Sadly, there's more interest in the church about other moral issues than there is conversation or conformity with Jesus' clear message and example on this topic.

Friday, January 19, 2018


Today is the 2018 March for Life. I'm reading through the chapter on abortion in Richard B. Hays 1995 book The Moral Vision of the New Testament.

Since the NT doesn't deal with abortion, he has to approach the subject from the way the scriptures portray reality, and then connect that "world view" with the issue of abortion.

Hays says:
"To terminate a pregnancy is not only to commit an act of violence, but also to assume responsibility for destroying a work of God, 'from whom are all things and for whom we exist' (1 Cor. 8:6). ... to understand ourselves and God in terms of the Bible's story is to know that we are God's creatures. We neither create ourselves nor belong to ourselves. Within this worldview. abortion--whether it be murder or not--is wrong for the same reason that murder and suicide are wrong: it presumptuously assumes authority to dispose of life that does not belong to us."
He also says that Christians who hold this view cannot, and I would add, should not try to "coerce moral consensus" on this issue. Hays continues:
"We should recognize the futility of seeking to compel the state to enforce Christian teaching against abortion... because we recognize that the convictions that cause us to reject abortion within the church are intelligible only within the [worldview] of Scripture. The church's rejection of abortion is perspective only in light of the gospel of Jesus Christ; in this respect we stand in relation to our culture just as the early church stood in relation to the culture of the Roman Empire."
What matters more than anything is the way we live, the way we love, the way we form a "countercommunity of witness, summoning the world to see the gospel in action," establishing viable alternatives to abortion, providing long-range care for victimized women and unexpected children and families struggling with poverty, mental illness and domestic violence.

Comments welcome.

Monday, January 1, 2018

Not Impossible

If it's true that the "apostolically founded community"* is "the place where the glory of God resides,"* then it's a horrible insult to God when that community, i.e., the church, and its members, live(s) in a selfish way.

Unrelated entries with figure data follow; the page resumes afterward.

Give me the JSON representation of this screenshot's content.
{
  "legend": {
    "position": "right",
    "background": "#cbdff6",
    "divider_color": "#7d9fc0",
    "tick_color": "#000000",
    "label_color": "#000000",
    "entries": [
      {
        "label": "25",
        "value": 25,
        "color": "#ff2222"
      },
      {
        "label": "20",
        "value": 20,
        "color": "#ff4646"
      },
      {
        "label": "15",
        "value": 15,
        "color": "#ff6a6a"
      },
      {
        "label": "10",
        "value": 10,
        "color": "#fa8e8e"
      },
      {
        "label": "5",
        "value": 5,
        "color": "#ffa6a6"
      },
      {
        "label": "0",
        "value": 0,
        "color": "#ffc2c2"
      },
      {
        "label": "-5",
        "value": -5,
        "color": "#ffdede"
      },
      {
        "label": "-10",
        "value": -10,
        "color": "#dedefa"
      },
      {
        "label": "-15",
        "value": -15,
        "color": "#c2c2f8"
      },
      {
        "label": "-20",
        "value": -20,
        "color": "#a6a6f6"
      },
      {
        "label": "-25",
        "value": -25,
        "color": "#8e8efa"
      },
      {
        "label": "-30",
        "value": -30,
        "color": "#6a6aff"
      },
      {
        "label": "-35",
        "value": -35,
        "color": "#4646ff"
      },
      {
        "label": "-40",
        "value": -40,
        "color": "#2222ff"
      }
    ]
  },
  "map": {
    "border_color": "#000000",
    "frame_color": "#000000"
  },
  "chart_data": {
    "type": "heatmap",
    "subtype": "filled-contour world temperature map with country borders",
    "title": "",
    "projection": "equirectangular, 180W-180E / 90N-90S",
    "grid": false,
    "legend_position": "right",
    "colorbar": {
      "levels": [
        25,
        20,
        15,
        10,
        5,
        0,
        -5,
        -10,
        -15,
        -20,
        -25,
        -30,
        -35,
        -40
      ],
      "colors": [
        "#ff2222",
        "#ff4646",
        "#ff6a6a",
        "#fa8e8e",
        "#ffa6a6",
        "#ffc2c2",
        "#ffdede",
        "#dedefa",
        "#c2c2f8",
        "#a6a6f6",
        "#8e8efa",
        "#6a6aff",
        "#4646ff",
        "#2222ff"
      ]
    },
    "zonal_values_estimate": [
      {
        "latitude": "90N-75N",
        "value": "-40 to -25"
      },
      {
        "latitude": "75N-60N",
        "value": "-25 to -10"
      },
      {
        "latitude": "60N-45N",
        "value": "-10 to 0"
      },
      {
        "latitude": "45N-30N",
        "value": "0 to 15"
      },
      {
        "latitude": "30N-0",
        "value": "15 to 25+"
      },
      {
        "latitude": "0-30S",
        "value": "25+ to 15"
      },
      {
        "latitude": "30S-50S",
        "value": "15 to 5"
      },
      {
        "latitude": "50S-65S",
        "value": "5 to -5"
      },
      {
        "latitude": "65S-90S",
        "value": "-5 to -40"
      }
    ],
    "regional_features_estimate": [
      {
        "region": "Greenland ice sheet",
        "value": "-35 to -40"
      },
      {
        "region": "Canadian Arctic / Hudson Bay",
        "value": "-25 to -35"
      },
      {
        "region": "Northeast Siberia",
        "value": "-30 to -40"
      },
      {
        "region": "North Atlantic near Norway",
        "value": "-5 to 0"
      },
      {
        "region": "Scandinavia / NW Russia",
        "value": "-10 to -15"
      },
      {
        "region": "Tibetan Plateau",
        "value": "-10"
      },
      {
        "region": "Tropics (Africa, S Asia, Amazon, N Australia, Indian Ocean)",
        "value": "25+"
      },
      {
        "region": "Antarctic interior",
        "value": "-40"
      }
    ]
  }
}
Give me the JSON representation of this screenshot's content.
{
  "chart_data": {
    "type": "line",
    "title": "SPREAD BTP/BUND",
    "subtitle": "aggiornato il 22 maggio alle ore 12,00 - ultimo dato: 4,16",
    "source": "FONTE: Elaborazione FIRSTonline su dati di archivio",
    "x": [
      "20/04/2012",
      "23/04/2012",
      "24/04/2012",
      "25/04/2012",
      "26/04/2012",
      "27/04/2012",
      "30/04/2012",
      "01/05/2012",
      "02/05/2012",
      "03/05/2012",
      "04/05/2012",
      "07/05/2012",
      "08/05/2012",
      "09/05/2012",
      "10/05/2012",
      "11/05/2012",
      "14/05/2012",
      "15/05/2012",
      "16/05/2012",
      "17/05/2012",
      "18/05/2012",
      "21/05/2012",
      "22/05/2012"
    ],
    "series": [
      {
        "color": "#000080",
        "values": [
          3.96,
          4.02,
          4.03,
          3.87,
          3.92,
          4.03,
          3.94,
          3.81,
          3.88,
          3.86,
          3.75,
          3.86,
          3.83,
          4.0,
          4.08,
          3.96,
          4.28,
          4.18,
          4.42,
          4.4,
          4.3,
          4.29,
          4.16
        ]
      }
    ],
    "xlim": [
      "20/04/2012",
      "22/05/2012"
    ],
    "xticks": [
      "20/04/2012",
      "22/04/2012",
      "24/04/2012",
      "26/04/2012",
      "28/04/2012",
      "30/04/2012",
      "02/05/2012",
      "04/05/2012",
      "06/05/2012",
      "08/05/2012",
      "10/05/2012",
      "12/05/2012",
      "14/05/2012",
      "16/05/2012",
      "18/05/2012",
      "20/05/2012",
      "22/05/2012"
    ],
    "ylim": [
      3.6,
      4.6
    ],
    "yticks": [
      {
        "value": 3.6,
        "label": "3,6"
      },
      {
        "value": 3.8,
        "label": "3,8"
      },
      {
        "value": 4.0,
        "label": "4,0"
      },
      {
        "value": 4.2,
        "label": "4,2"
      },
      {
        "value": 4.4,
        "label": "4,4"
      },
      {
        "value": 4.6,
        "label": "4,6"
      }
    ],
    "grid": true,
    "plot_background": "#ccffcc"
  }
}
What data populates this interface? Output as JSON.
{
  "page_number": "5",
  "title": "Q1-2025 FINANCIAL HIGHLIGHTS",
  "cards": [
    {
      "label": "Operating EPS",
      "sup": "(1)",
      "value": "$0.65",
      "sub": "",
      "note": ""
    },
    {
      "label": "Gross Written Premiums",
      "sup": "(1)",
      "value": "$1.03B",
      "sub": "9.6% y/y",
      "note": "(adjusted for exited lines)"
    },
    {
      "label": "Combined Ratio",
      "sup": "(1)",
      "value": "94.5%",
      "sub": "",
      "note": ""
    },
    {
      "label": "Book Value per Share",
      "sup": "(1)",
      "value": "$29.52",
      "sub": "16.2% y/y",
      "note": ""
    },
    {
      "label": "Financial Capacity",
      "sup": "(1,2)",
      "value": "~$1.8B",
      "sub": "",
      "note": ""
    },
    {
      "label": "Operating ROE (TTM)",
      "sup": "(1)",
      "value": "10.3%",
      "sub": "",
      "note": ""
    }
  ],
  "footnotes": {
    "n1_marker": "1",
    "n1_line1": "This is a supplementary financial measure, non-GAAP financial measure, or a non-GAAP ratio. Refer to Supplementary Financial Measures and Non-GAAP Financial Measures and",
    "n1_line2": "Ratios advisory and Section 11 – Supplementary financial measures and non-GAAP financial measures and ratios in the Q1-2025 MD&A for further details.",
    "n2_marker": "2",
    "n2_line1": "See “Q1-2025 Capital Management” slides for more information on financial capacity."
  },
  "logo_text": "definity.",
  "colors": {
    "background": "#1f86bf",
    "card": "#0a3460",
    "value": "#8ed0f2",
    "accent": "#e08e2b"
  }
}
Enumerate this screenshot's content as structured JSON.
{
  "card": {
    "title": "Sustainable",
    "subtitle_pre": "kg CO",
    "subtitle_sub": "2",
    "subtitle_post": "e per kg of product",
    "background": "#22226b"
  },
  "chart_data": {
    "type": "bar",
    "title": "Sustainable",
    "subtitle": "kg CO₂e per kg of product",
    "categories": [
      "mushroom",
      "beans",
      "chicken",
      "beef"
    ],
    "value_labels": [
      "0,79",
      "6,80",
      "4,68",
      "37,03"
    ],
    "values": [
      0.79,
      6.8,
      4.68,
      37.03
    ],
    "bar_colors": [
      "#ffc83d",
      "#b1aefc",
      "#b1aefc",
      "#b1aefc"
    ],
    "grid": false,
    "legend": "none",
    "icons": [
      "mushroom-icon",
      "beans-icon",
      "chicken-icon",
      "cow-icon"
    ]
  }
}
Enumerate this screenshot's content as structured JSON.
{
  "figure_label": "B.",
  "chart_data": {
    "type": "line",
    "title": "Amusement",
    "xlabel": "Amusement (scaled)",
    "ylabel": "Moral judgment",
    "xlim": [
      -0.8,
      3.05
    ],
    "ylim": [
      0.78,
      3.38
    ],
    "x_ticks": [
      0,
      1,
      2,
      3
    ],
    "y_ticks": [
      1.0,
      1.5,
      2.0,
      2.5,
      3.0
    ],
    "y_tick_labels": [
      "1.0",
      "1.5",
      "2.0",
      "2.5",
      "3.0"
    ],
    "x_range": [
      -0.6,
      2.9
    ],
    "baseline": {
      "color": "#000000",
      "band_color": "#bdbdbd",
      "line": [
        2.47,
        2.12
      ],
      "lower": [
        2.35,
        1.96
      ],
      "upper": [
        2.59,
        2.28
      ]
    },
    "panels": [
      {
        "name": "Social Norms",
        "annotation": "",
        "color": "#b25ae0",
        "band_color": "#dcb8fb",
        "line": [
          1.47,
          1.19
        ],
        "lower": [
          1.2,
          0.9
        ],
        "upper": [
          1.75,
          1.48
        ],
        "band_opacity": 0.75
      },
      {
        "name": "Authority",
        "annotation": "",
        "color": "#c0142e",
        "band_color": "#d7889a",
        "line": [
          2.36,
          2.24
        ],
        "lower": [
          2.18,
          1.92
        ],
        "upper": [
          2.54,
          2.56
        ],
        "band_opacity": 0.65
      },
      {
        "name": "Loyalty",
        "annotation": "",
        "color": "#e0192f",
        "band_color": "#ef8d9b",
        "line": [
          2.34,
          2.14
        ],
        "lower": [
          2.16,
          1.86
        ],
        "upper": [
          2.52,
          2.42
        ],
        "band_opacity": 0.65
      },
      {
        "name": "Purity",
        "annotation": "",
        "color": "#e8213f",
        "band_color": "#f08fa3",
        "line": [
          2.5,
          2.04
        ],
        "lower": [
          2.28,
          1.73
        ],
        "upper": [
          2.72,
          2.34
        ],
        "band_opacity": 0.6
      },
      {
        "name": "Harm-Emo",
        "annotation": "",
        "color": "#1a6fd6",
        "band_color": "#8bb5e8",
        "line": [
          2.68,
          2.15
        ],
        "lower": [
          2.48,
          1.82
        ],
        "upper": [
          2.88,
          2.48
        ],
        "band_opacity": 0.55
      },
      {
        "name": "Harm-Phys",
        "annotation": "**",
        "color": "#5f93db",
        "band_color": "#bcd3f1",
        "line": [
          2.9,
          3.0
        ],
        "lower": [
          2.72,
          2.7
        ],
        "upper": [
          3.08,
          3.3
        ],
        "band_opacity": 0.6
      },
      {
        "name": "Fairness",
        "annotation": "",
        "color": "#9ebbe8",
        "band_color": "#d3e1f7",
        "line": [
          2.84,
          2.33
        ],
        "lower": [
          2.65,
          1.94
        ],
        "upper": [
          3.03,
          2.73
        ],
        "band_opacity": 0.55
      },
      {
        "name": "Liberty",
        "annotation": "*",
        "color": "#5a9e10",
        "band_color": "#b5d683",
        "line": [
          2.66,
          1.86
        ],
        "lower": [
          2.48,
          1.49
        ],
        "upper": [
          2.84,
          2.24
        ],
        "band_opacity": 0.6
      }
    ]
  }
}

Why would the church and its members live selfishly? One reason is that many Christian teachers and leaders have rejected the idea that some of the more challenging parts of the New Testament should be applied to Christian life today. They have said, for example, that Jesus' teachings in Matthew 5-7, teachings known as "The Sermon on the Mount," are an "impossible ideal."

That is really sad. Tragic. Faithless. Apostate.

The truth this this: With God, all things are possible. We do, however, need one another to live the Jesus' life. We shouldn't do this alone.


* From a paragraph in Richard Hay's The Moral Vision of the New Testament. See yesterday's post for a longer quote.